Study on the energy level limitations of triplet-triplet annihilation upconversion with anthracene-isomerized dimers as annihilators

Abstract

The enhancement in the efficiency of triplet-triplet annihilation upconversion (TTA-UC) is mainly determined by the triplet energy transfer (TET) and triplet-triplet annihilation (TTA) between the sensitizers and annihilators. The TET process works efficiently by adjusting the concentration ratio of the sensitizers and annihilators. The efficiency of TTA is determined by the properties of the annihilator.
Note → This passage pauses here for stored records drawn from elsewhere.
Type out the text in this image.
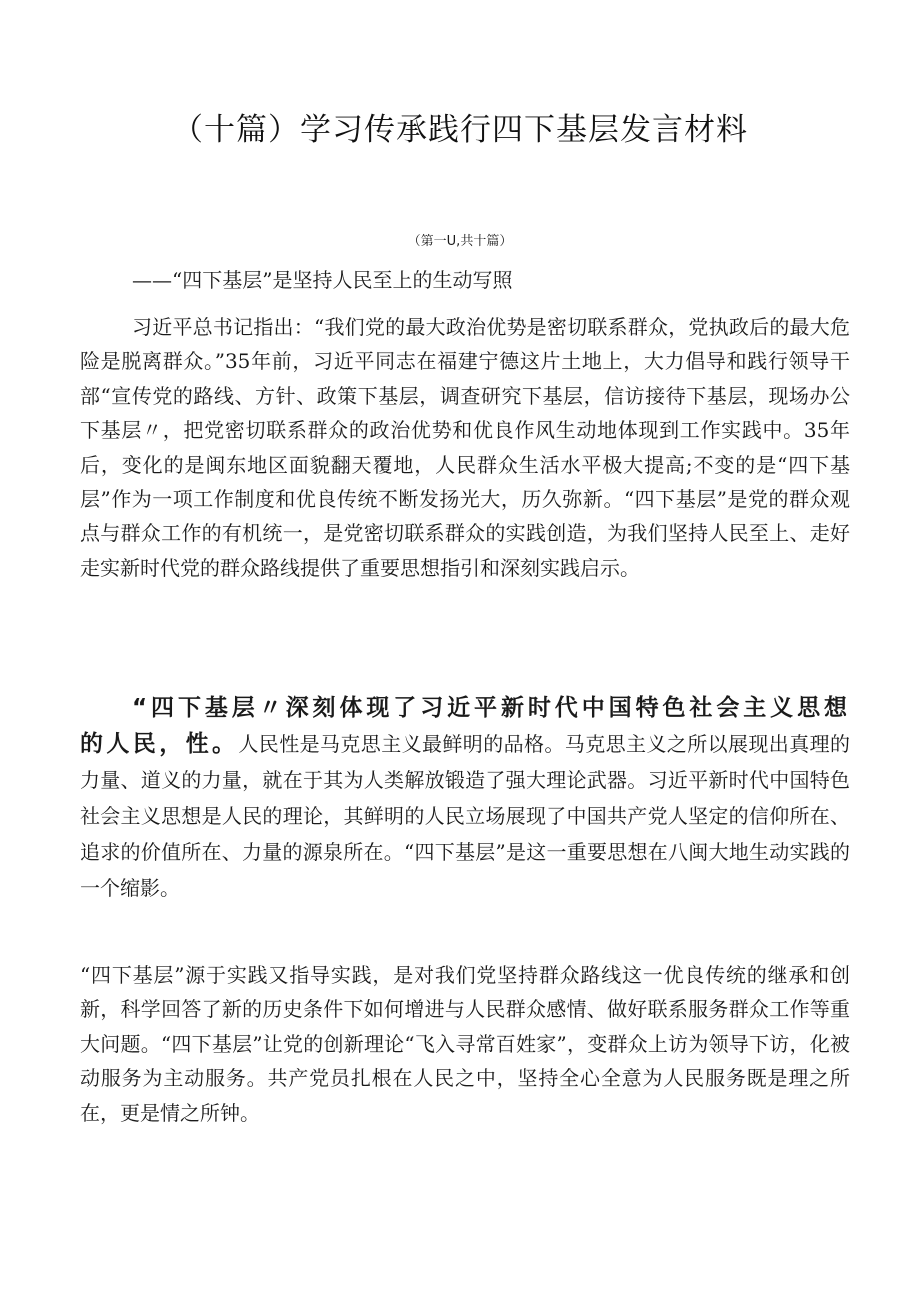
（十篇）学习传承践行四下基层发言材料
（第一U,共十篇）
——“四下基层”是坚持人民至上的生动写照

习近平总书记指出：“我们党的最大政治优势是密切联系群众，党执政后的最大危险是脱离群众。”35年前，习近平同志在福建宁德这片土地上，大力倡导和践行领导干部“宣传党的路线、方针、政策下基层，调查研究下基层，信访接待下基层，现场办公下基层〃，把党密切联系群众的政治优势和优良作风生动地体现到工作实践中。35年后，变化的是闽东地区面貌翻天覆地，人民群众生活水平极大提高;不变的是“四下基层”作为一项工作制度和优良传统不断发扬光大，历久弥新。“四下基层”是党的群众观点与群众工作的有机统一，是党密切联系群众的实践创造，为我们坚持人民至上、走好走实新时代党的群众路线提供了重要思想指引和深刻实践启示。

“四下基层〃深刻体现了习近平新时代中国特色社会主义思想的人民，性。人民性是马克思主义最鲜明的品格。马克思主义之所以展现出真理的力量、道义的力量，就在于其为人类解放锻造了强大理论武器。习近平新时代中国特色社会主义思想是人民的理论，其鲜明的人民立场展现了中国共产党人坚定的信仰所在、追求的价值所在、力量的源泉所在。“四下基层”是这一重要思想在八闽大地生动实践的一个缩影。

“四下基层”源于实践又指导实践，是对我们党坚持群众路线这一优良传统的继承和创新，科学回答了新的历史条件下如何增进与人民群众感情、做好联系服务群众工作等重大问题。“四下基层”让党的创新理论“飞入寻常百姓家”，变群众上访为领导下访，化被动服务为主动服务。共产党员扎根在人民之中，坚持全心全意为人民服务既是理之所在，更是情之所钟。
Because TTA is a Dexter-type energy transfer and is affected by the diffusion rate, the energy levels of the excited states and the molecular size are both crucial in TTA. In this study, four isomerized dimers of 9,10-diphenlanthracene (DPA) and anthracene (An) were designed and prepared as annihilators for TTA-UC. The singlet and triplet energy levels could be adjusted by altering the connection position while maintaining the molecular weight and size. When PtOEP was used as the sensitizer, the maximum upconversion efficiency of 9-[4-(9-anthracenyl)phenyl]-10-phenylanthracene (9DPA-9An) was ∼11.18%. This is four times higher than that of 9,10-diphenyl-2,9′-bianthracene (2DPA-9An, 2.63%). The calculation of the energies of T1 and the higher triplet state (T3, because E(T2) is similar to the E(T1) of these dimers) for these dimers has provided insights into the underlying reasons. These indicated that the energy gap value of 2 × E(T1) − E(T3) is the determining factor for TTA efficiency. This work may provide a better understanding of the excited-state energy levels, which is crucial for designing novel annihilators to enhance the TTA-UC efficiency.